Art in
the Age of Steam
18th April - 10th August 2008
Reviewed by
Impressively compact, this collection succeeds in examining the age of
steam from a variety of angles, and the enduring impression it gives of
this phase of the Industrial Revolution is of immense optimism. From the
careful machine drawings and the photographic celebration of pristine
machinery to the portrayal of Man against the geological might of Nature,
to the rainbow-held idyll of train in harmony with beautiful landscape.
These are images of heroic endeavour, endurance and revolutionary movement
- in more senses than one - capturing that sense of pioneering progress
that in its scope and speed obliterates the human aspects of dispossession,
exploitation, poverty and squalor that were the other facets of industrialisation.
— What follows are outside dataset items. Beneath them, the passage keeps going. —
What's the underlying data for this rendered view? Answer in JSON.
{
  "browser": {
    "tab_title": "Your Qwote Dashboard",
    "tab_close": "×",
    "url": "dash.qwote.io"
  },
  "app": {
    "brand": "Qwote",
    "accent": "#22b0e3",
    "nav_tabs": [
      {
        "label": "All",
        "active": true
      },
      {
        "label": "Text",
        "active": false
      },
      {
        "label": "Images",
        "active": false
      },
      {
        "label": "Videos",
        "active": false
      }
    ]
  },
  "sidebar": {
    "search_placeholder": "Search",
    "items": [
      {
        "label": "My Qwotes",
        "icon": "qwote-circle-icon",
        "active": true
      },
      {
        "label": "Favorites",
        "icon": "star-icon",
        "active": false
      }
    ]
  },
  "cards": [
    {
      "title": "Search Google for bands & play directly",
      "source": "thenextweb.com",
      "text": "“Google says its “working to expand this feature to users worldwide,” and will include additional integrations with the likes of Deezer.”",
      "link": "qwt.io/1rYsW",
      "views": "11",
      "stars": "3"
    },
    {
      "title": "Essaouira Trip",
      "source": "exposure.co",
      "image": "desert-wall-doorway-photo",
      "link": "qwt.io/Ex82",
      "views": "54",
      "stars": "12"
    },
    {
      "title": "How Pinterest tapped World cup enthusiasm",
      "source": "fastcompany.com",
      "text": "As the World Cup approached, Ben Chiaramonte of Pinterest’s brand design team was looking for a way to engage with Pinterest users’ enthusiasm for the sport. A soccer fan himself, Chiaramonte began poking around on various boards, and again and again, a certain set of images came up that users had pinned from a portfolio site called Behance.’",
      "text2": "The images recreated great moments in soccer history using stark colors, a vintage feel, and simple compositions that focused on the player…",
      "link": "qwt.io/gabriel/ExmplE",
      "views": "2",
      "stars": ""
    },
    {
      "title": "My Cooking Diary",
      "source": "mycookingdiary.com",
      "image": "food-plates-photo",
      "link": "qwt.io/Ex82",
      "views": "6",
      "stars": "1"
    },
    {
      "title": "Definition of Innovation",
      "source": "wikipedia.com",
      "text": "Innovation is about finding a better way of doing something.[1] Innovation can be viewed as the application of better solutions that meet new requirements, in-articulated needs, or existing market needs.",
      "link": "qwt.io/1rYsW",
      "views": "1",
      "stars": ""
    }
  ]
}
This is not to say that these elements are not represented here, notably
in Honore Daumier’s observations of the class structure in travel,
or Joaquin Sorolla Y Bastida’s painting of the desperate young woman
whose temporary prison is a railway carriage, or the frightened and pathetically
young boy who is off by train to the port to seek his fortune abroad,
or the poverty-wretched women left behind on the platform whilst their
men are embarking on economic emigration. Nor does the exhibition ignore
the dangerous, alarming aspect of change allegorised in David Cox’s
The Night Train [1849] by horses fleeing the approach of the iron horse.
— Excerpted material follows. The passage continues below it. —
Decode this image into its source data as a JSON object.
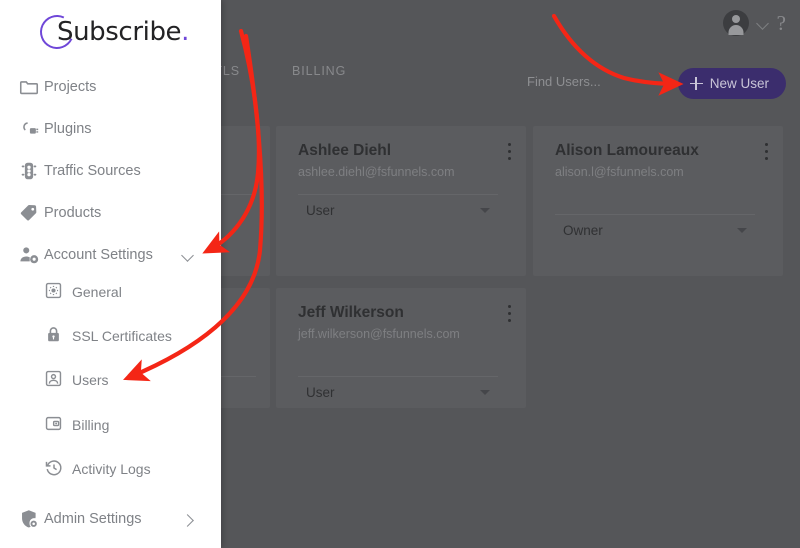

However, these artworks do nothing to undermine the overwhelming sense
of belief in a new age of possibility. From the perspective of the space
age it is impossible to comprehend the excitement and fear generated by
the invention of the locomotive and the possibility of travelling at forty
three miles per hour but it was the Victorian equivalent of the space
ship and had a far greater social and economic impact than space travel
has had on our own age.
Of particular local interest are the references to the Liverpool and
Manchester Railway. Thirty miles long, this pioneering piece of railway
was opened in 1830. The earliest references were documentary and curiously
naïve. Two 1833 prints, Travelling on the Liverpool and Manchester
Railway - showing first and second class modes of travel - have a static,
illustrative charm that explains their popular appeal. Thomas Talbot Bury’s
aquatints of the same railway were released at the same time, but here
the emphasis is on the triumph of engineering rather than motive power
- also illustrated in Henry Pyall’s Excavation of Olive Mount Four
Miles from Liverpool [1831].
Artists such as William Powell Frith, Karl Karger and Abraham Solomon
continued using conventional narrative realism to portray the social drama
of rail travel, but it takes the work of Chirico to convey the emotional
landscape of the railway station with its meetings and departures and
strange potential for dread. Other artists were aware that from the viewpoint
of artistic technique the railway age presented new challenges in expressing
a sense of movement at speed, in showing the combined effects of fire
and steam and smoke and light and weather. No-one did this better than
Turner. No-one. Turner’s work makes Monet look tired and tawdry
by comparison. Ironically, Turner is only represented through the flat
screen; his work Rain, Steam and Speed – The Great Western Railway
[1844] which starts the exhibition being considered too fragile to travel!
I haven’t even mentioned nostalgia. Suffice it to say, men of a
certain age and demeanour had a rapt look on their faces as they went
round the exhibition for the sixth time that afternoon. You can smell
the warm dust from the rough-textured upholstery and feel the leather
strap sliding through your hand as you open the door to Eric Ravilious’
surrealistic Train Landscape [1940] and film clips include The Railway
Children and Brief Encounter and Night Mail. Most poignant of all are
the flickering, ethereal images of the trains of yesteryear riding the
rooflines of our Edwardian ancestors.
This exhibition of paintings, lithographs, photographs and film is co-organised
by the Walker Art Gallery and the Nelson-Atkins Art Museum in Kansas City.
That it is held in the city of the world’s first fully-fledged commercial
passenger and freight line is entirely appropriate and the event is the
Walker Art Gallery’s main contribution to the Liverpool European
Capital of Culture celebrations.
I know this is a cliché but there really is something here for
everyone.
Comment left by Geoff Edwards on 13th June, 2008 at 20:45 An excellent review of an excellent exhibition. Many congratulations to the curators of this magnificent offering. Thank you to the Walker. Please visit and maybe travel by train (after all its so close to Lime Street!)? It was a great pity that the Turner was unable to travel from London (even by train!).